Transcript of remarks by SEN
Reporter: How difficult will it be to enforce the law because there are so many alleyways and a lot of rural areas and people will just dump their rubbish. Will there be some sort of exemption, for example, the CSSA (Comprehensive Social Security Assistance Scheme) families?
Secretary for the Environment: In the past few years, we have been working closely with the people living in the rural areas, including Heung Yee Kuk, to see how we can have proper implementation of the MSW charging including enforcement in the rural areas. In short, we are in close liaison with the concerned stakeholders so that we can have an effective mechanism on one hand to promote waste reduction at source; at the same time, to balance the environmental hygiene concerns. As I said earlier, we will step up our resources and manpower so that we can strengthen our enforcement not only in the urban areas, but also in the rural areas.
Your second question is about how to have the mechanism to promote waste reduction on one hand; at the same time to care about those needy people, in particular those receiving subsidies under the social welfare schemes. Based on the recommendation by the SDC (Council for Sustainable Development), we would have a mechanism to address these issues. But the details would be disclosed later because at this stage, we are talking about the average waste charging and also to estimate what would be the approximate waste volume in a typical household. After understanding these numbers, then we can decide an appropriate scheme to address those in relation to the needy people.
Reporter: If law enforcement agencies find out the garbage is not wrapped in the designated garbage bag at the waste collection points, will the management of the housing estate bear the cost or the residents? If the trash is found outside the (refuse) collection points, who will bear the legal responsibilities?
Secretary for the Environment: I think you are asking details about the enforcement. For instance, an FEHD (Food and Environmental Hygiene Department) refuse collection vehicle came to an (residential) estate while collecting the dumped garbage, and those garbage are supposed to be wrapped in the designated garbage bags. If the colleagues found that some of those waste are not properly wrapped in the designated garbage bags, then the colleagues can refuse to accept those garbage on the spot. At the same time, they can also consider whether they would issue the fixed penalty ticket. The (residential) estate would receive the penalty as a whole. So there are different situations, but the point is that enforcement would trigger those polluters to stop from any malpractice. For instance, if we reject those garbage collections, then the whole (residential) estate or the management would suffer, so they would behave better.
Reporter: Can you explain the arrangement for the three-year transition period, whether some buildings will have the option of using different "per weight" charging schemes? Since the legislation will only come into place in 2019, and there will be a three-year transition, how confident are you that the city can meet its waste target for 2022?

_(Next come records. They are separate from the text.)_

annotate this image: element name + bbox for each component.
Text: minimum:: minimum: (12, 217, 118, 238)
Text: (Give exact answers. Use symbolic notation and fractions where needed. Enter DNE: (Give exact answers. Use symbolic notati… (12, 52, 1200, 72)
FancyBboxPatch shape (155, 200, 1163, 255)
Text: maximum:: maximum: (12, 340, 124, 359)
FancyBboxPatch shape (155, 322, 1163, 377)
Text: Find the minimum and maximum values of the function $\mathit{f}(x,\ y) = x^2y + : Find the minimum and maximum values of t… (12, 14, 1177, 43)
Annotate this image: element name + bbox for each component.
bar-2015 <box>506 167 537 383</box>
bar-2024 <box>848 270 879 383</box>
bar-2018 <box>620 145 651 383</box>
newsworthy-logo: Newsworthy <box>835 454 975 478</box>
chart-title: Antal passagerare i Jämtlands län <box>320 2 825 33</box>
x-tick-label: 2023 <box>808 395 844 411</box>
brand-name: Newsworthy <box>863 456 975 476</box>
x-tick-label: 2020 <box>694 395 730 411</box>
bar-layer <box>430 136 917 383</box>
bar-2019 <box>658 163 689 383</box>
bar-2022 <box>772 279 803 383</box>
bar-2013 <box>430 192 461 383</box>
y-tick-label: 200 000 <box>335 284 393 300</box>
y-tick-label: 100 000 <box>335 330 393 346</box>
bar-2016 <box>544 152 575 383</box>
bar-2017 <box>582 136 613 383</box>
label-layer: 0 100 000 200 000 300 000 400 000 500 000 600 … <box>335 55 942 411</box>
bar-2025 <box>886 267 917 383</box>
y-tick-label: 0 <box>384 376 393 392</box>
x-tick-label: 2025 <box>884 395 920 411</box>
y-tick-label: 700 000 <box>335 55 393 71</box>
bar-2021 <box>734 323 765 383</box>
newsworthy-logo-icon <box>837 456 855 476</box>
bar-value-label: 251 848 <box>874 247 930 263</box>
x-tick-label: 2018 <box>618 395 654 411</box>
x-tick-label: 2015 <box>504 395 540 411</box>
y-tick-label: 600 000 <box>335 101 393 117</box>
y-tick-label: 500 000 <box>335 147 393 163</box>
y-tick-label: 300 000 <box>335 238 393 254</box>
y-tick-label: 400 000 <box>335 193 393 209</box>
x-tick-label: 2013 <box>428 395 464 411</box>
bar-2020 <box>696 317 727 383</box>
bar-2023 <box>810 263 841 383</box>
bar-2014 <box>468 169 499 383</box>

Secretary for the Environment: For some of those (residential) estates, they may not be really ready to go for the "per bag" charging mechanism, then they may opt for the "per bin" arrangement. We expect that should be the minority because the "per bin" charging would be higher than the "per bag" charging mechanism. We would also have a step-by-step increment of the "per bin" charging within those three years. So the overall objective is to encourage the "per bag" arrangement rather than the "per bin" arrangement. As we said, based on the SDC's recommendation, the transition period would be within three years, so that would set a very clear picture for those (residential) estates.
(Please also refer to the Chinese portion of the transcript.)